NFTs to Drive Our Parallel Universe – if a Bubble Doesn't Pop First
The Metaverse – or virtual reality (VR) world few of us know much about – is about to get a big boost from crypto assets, particularly non-fungible tokens or NFTs, set to monetize a fast-growing market for unique online experiences. NFTs are born out of the Ethereum cryptocurrency network. They serve as digital authenticity certificates to trade myriad non-fungible (unique and unalterable) assets, mainly art, collectibles and gaming.
It’s a burgeoning market that has seen exchanges such as Open Sea and Foundation strike a fortune by enabling users to exchange rare digital works. Most recently, a JPEG collection of 101 ‘bored apes’ fetched $24 million at Sotheby’s.

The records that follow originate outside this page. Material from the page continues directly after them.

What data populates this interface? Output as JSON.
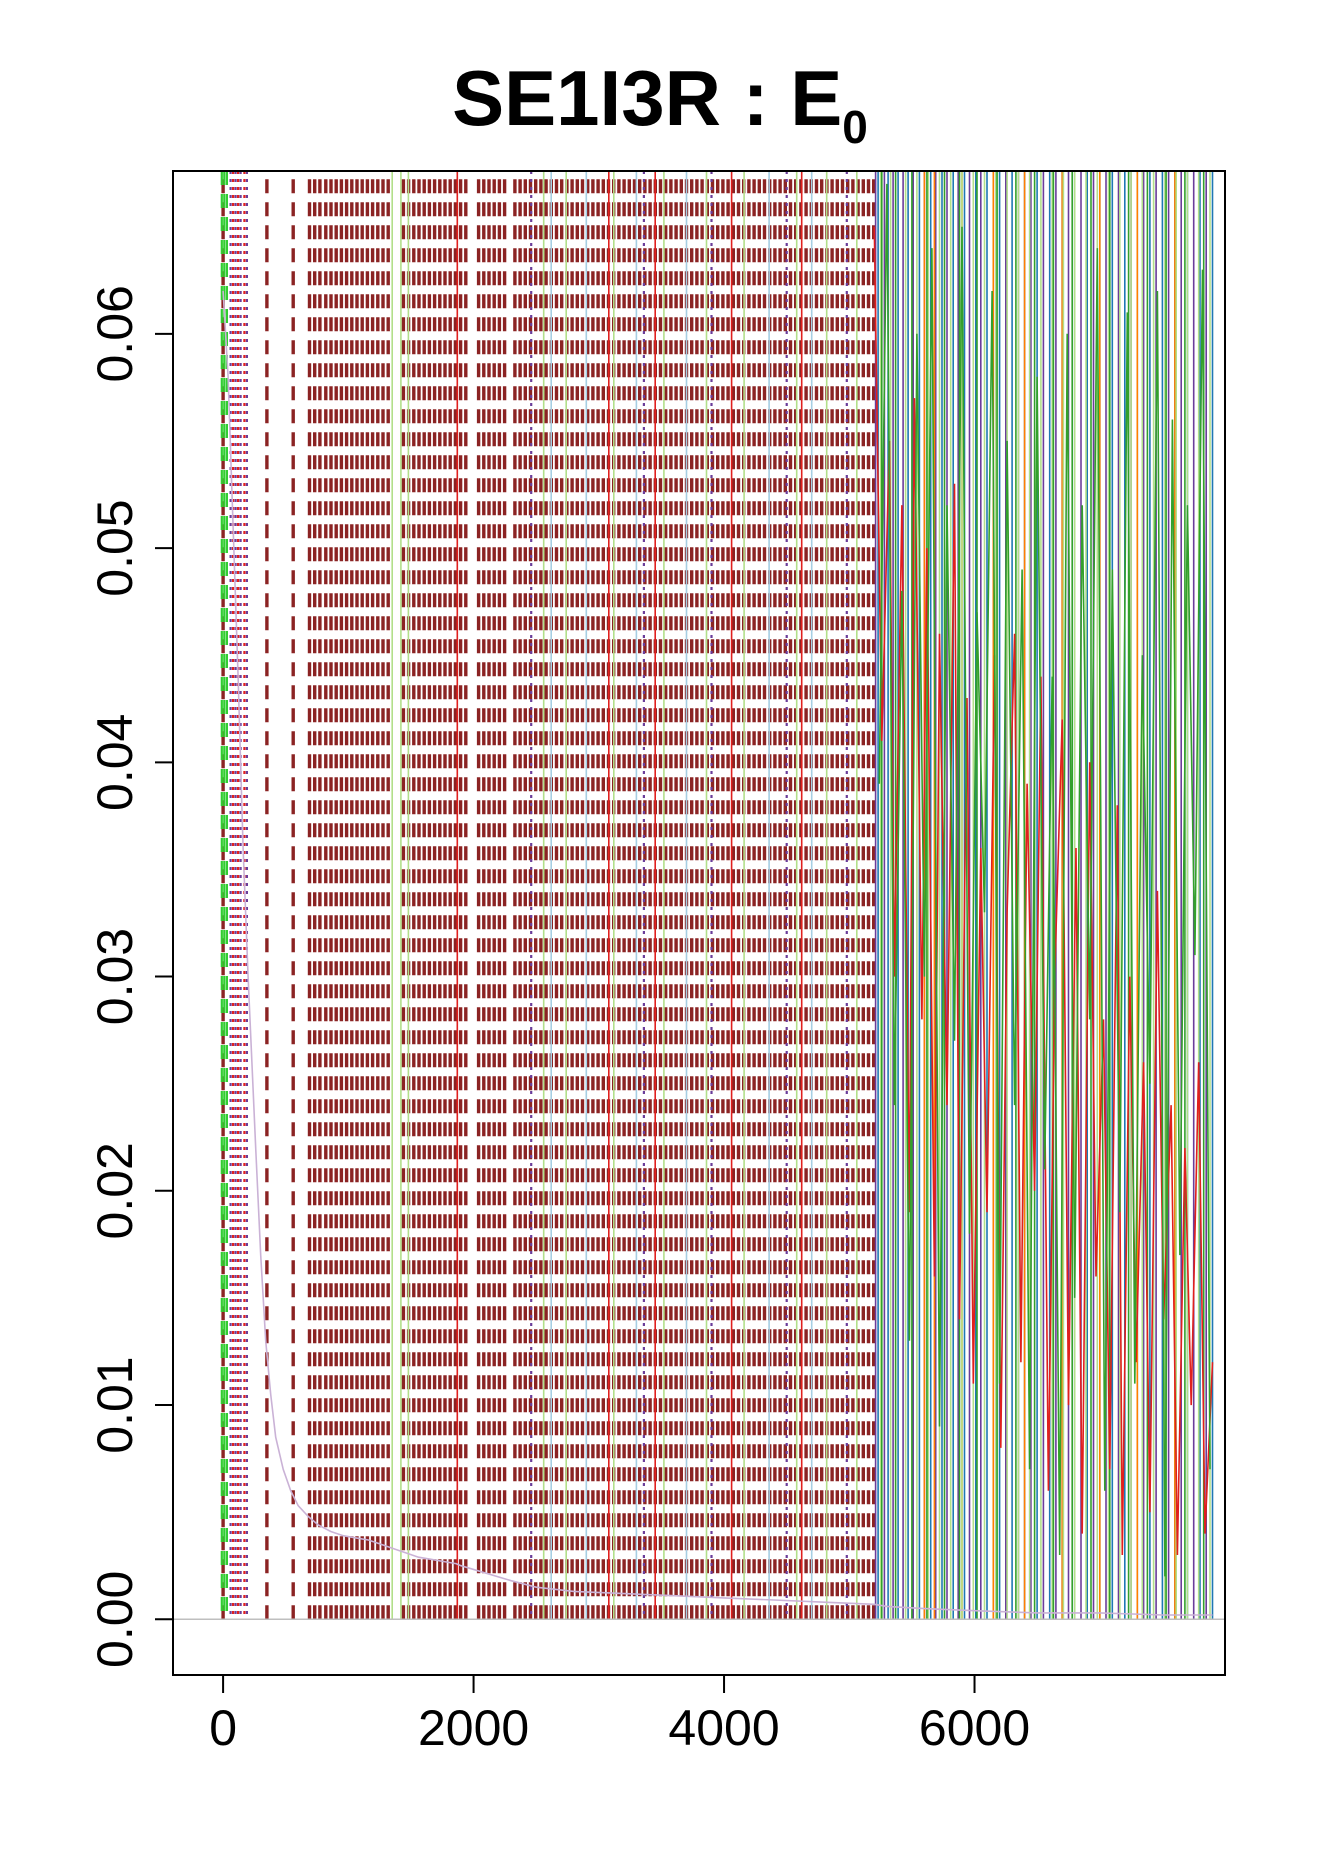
{
  "chart_data": {
    "type": "line",
    "title": "SE1I3R : E",
    "title_subscript": "0",
    "xlabel": "",
    "ylabel": "",
    "xlim": [
      -400,
      8000
    ],
    "ylim": [
      -0.0026,
      0.0676
    ],
    "x_ticks": [
      0,
      2000,
      4000,
      6000
    ],
    "x_tick_labels": [
      "0",
      "2000",
      "4000",
      "6000"
    ],
    "y_ticks": [
      0.0,
      0.01,
      0.02,
      0.03,
      0.04,
      0.05,
      0.06
    ],
    "y_tick_labels": [
      "0.00",
      "0.01",
      "0.02",
      "0.03",
      "0.04",
      "0.05",
      "0.06"
    ],
    "grid": false,
    "legend": "none",
    "baseline": {
      "y": 0,
      "color": "#bfbfbf"
    },
    "colors": {
      "dark_red": "#8b2323",
      "red": "#e0201e",
      "green": "#33a02c",
      "light_green": "#b2df8a",
      "blue": "#1f78b4",
      "light_blue": "#a6cee3",
      "purple": "#6a3d9a",
      "lavender": "#cab2d6",
      "orange": "#ff7f00",
      "bright_green": "#32cd32"
    },
    "series": [
      {
        "style": "dashed",
        "color": "#8b2323",
        "x_bands": [
          [
            0,
            40
          ],
          [
            350,
            360
          ],
          [
            560,
            590
          ],
          [
            690,
            800
          ],
          [
            820,
            1340
          ],
          [
            1440,
            1970
          ],
          [
            2040,
            2280
          ],
          [
            2330,
            5200
          ]
        ],
        "y_range": [
          0,
          0.0676
        ]
      },
      {
        "style": "solid",
        "color": "#e0201e",
        "x": [
          5200,
          5260,
          5320,
          5360,
          5420,
          5480,
          5520,
          5580,
          5620,
          5680,
          5720,
          5780,
          5840,
          5880,
          5940,
          5990,
          6050,
          6100,
          6160,
          6210,
          6260,
          6320,
          6370,
          6420,
          6480,
          6530,
          6590,
          6640,
          6700,
          6750,
          6810,
          6860,
          6920,
          6970,
          7030,
          7080,
          7140,
          7180,
          7240,
          7290,
          7350,
          7400,
          7460,
          7510,
          7570,
          7620,
          7680,
          7730,
          7790,
          7840,
          7900
        ],
        "y": [
          0.065,
          0.041,
          0.055,
          0.03,
          0.052,
          0.019,
          0.057,
          0.028,
          0.05,
          0.016,
          0.046,
          0.024,
          0.053,
          0.014,
          0.043,
          0.011,
          0.036,
          0.019,
          0.045,
          0.008,
          0.033,
          0.046,
          0.012,
          0.039,
          0.02,
          0.044,
          0.006,
          0.03,
          0.042,
          0.01,
          0.036,
          0.004,
          0.04,
          0.016,
          0.028,
          0.007,
          0.038,
          0.003,
          0.03,
          0.012,
          0.026,
          0.005,
          0.034,
          0.014,
          0.024,
          0.003,
          0.022,
          0.01,
          0.026,
          0.004,
          0.012
        ]
      },
      {
        "style": "solid",
        "color": "#33a02c",
        "x": [
          5240,
          5300,
          5360,
          5420,
          5480,
          5540,
          5600,
          5660,
          5720,
          5780,
          5840,
          5900,
          5960,
          6020,
          6080,
          6140,
          6200,
          6260,
          6320,
          6380,
          6440,
          6500,
          6560,
          6620,
          6680,
          6740,
          6800,
          6860,
          6920,
          6980,
          7040,
          7100,
          7160,
          7220,
          7280,
          7340,
          7400,
          7460,
          7520,
          7580,
          7640,
          7700,
          7760,
          7820,
          7880
        ],
        "y": [
          0.039,
          0.067,
          0.024,
          0.048,
          0.013,
          0.06,
          0.03,
          0.064,
          0.009,
          0.052,
          0.027,
          0.065,
          0.018,
          0.047,
          0.033,
          0.062,
          0.011,
          0.055,
          0.024,
          0.049,
          0.007,
          0.058,
          0.021,
          0.044,
          0.003,
          0.06,
          0.015,
          0.052,
          0.028,
          0.064,
          0.006,
          0.049,
          0.019,
          0.061,
          0.011,
          0.045,
          0.025,
          0.062,
          0.002,
          0.056,
          0.017,
          0.052,
          0.031,
          0.063,
          0.007
        ]
      },
      {
        "style": "solid",
        "color": "#cab2d6",
        "x": [
          0,
          40,
          80,
          120,
          160,
          200,
          260,
          300,
          340,
          380,
          420,
          480,
          540,
          600,
          680,
          760,
          860,
          960,
          1060,
          1160,
          1260,
          1360,
          1460,
          1560,
          1660,
          1760,
          1860,
          1900,
          2300,
          2500,
          2800,
          3200,
          3600,
          4000,
          4400,
          4800,
          5200,
          5300,
          5600,
          6000,
          6500,
          7000,
          7500,
          7900
        ],
        "y": [
          0.062,
          0.058,
          0.051,
          0.044,
          0.036,
          0.03,
          0.022,
          0.017,
          0.013,
          0.0105,
          0.0085,
          0.007,
          0.006,
          0.0053,
          0.0048,
          0.0044,
          0.0041,
          0.0039,
          0.0038,
          0.0037,
          0.0035,
          0.0033,
          0.0031,
          0.0029,
          0.0028,
          0.0027,
          0.0026,
          0.0025,
          0.0018,
          0.0015,
          0.0013,
          0.0012,
          0.0011,
          0.001,
          0.0009,
          0.0008,
          0.0007,
          0.0006,
          0.0005,
          0.0004,
          0.0003,
          0.0003,
          0.0002,
          0.0002
        ]
      }
    ],
    "vertical_line_series": [
      {
        "color": "#32cd32",
        "style": "dashed",
        "x": [
          -10,
          10,
          30
        ]
      },
      {
        "color": "#6a3d9a",
        "style": "dotted",
        "x": [
          60,
          100,
          140,
          190,
          2460,
          3360,
          3900,
          4500,
          4980
        ]
      },
      {
        "color": "#e0201e",
        "style": "dotted",
        "x": [
          80,
          120,
          170
        ]
      },
      {
        "color": "#b2df8a",
        "style": "solid",
        "x": [
          1350,
          1420,
          1480,
          2560,
          2740,
          3120,
          3520,
          3860,
          4160,
          4580,
          4820,
          5060
        ]
      },
      {
        "color": "#a6cee3",
        "style": "solid",
        "x": [
          2620,
          2900,
          3300,
          3700,
          4360,
          4700
        ]
      },
      {
        "color": "#e0201e",
        "style": "solid",
        "x": [
          1870,
          3080,
          3450,
          4060,
          4620
        ]
      },
      {
        "color": "#1f78b4",
        "style": "solid",
        "x": [
          5230,
          5310,
          5390,
          5470,
          5560,
          5650,
          5740,
          5830,
          5920,
          6010,
          6100,
          6200,
          6300,
          6400,
          6500,
          6600,
          6700,
          6800,
          6900,
          7000,
          7100,
          7200,
          7300,
          7400,
          7500,
          7600,
          7700,
          7800,
          7900
        ]
      },
      {
        "color": "#6a3d9a",
        "style": "solid",
        "x": [
          5210,
          5280,
          5350,
          5430,
          5510,
          5600,
          5690,
          5780,
          5870,
          5960,
          6050,
          6150,
          6250,
          6350,
          6450,
          6550,
          6650,
          6750,
          6850,
          6950,
          7050,
          7150,
          7250,
          7350,
          7450,
          7550,
          7650,
          7750,
          7850
        ]
      },
      {
        "color": "#ff7f00",
        "style": "solid",
        "x": [
          5600,
          5680,
          5900,
          6150,
          6400,
          6700,
          7000,
          7300,
          7600
        ]
      },
      {
        "color": "#b2df8a",
        "style": "solid",
        "x": [
          5250,
          5330,
          5450,
          5540,
          5630,
          5720,
          5810,
          5900,
          5990,
          6080,
          6170,
          6260,
          6350,
          6440,
          6530,
          6620,
          6710,
          6800,
          6890,
          6980,
          7070,
          7160,
          7250,
          7340,
          7430,
          7520,
          7610,
          7700,
          7790,
          7880
        ]
      },
      {
        "color": "#33a02c",
        "style": "solid",
        "x": [
          5260,
          5370,
          5500,
          5620,
          5760,
          5880,
          6020,
          6180,
          6330,
          6480,
          6630,
          6780,
          6930,
          7080,
          7230,
          7380,
          7530,
          7680,
          7830
        ]
      }
    ]
  }
}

Other works before it, such as Crypto Kitties, Crypto Punks and the new and increasingly popular Pudgy Penguins collection, are raking up millions after trading for under one Ethereum ($3,500 at press time) earlier this year.
Market bull William Quigley, who helped start digital stablecoin Tether, recently declared that “all consumer products that can’t be eaten will have digital twins in 10 years,” boosting the market for NFTs, worth around $20 billion currently, well into the trillions in the foreseeable future. But others are more cautious about its future.
Apes’ virtual paradise
The next big thing in the NFT world is the Metaverse.
The Bored Ape Yacht Club, the community behind the bored ape prints (born from a digital algorithmic program ensuring unique traits such as fur patterns or outfits), is scrambling to buy virtual land to build a Metaverse gallery where users can come see the apes, buy them and earn rewards in a game-like environment. As the concept takes off, even the makers of The Walking Dead are looking to create a similar community for fans to mingle and trade NFTs as a result.
“You can now display your NFT collection in a gallery that you set up on the Metaverse platforms where players [clients] can come and linger, you can distribute rewards to users and add game elements, all in an interactive environment,” says Matthew Sigel, head of digital assets research at VanEck. As these digital real-estate properties multiply, the NFT market should see huge growth, he adds.
Pick your island
Currently, several virtual land platforms are rushing to dominate the space, including Decentraland, CryptoVoxels, Somnium Space and Sand Box, which sell "land" or islands in which people can interact through avatars and access interconnected virtual worlds through VR headsets like Facebook's (FB) Oculus. The Sand Box, for instance, will feature the Walking Dead Metaverse in which users will be able to recreate the series’ storylines through Lego-like game characters.
Carlos Domingo, founder and CEO of digital-asset firm Securitize, agrees the market “is growing very rapidly, adding that NFTs are digitizing “multi-trillion art and collectibles markets” and could be worth several trillions by 2024.
Meanwhile, market researcher CoinMarketCap says 57 projects in the “Collectibles & NFTs” category have ballooned to $16.7 billion so far this year, up from $4.67 billion in January. A broader project pool, however, puts the market at nearly $20 billion.
Booms and busts
While excited about the market’s booming potential, Domingo conceded there could be dizzying volatility. The market has experienced hyperkinetic growth lately and a bubble could likely pop soon (NFT prices at Open Sea, for instance, have dropped in recent days). That said, Domingo sees a so-called Gartner hype cycle which starts with a tech boom, inflated expectations, and a big drop. Following investor capitulation, however, the market begins to recover and gets much larger over time.
Regulation could also take out the punch bowl.
“The biggest risk is policy errors or regulators applying securities law to individual collectibles which would be very hard to enforce,” says Sigel.
If that were to happen, the U.S. could lose its edge in the space, prompting investors to look for opportunities in more relaxed jurisdictions such as Latin America or Asia, he adds. There is also rampant manipulation, such as fake NFTS, which Open Sea recently pledged to tackle amid customer complaints.
Fakes rise
Ironically, while blockchain technology is expected to track and validate an NFT’s authenticity, the public’s ignorance about how it works is a worrying issue.
“There is enormous risk,” said Stephane Ouellette, co-founder of crypto derivatives firm FRNT Financial. “Fakes are a huge problem. The only proof these tokens have is the blockchain. Everyone can see its data but not everyone can interpret it properly or recognize when something is being manipulated.”
NFTs are also in a bubble with video art, for instance, easily copied.
“Video art has been a huge dud in the art market. There is a lot of competition and things can be easily replicated. People never bought video art and now that there is a crypto component, every NFT is worth a lot. That’s ridiculous. Some of these NFTs are going to get destroyed.”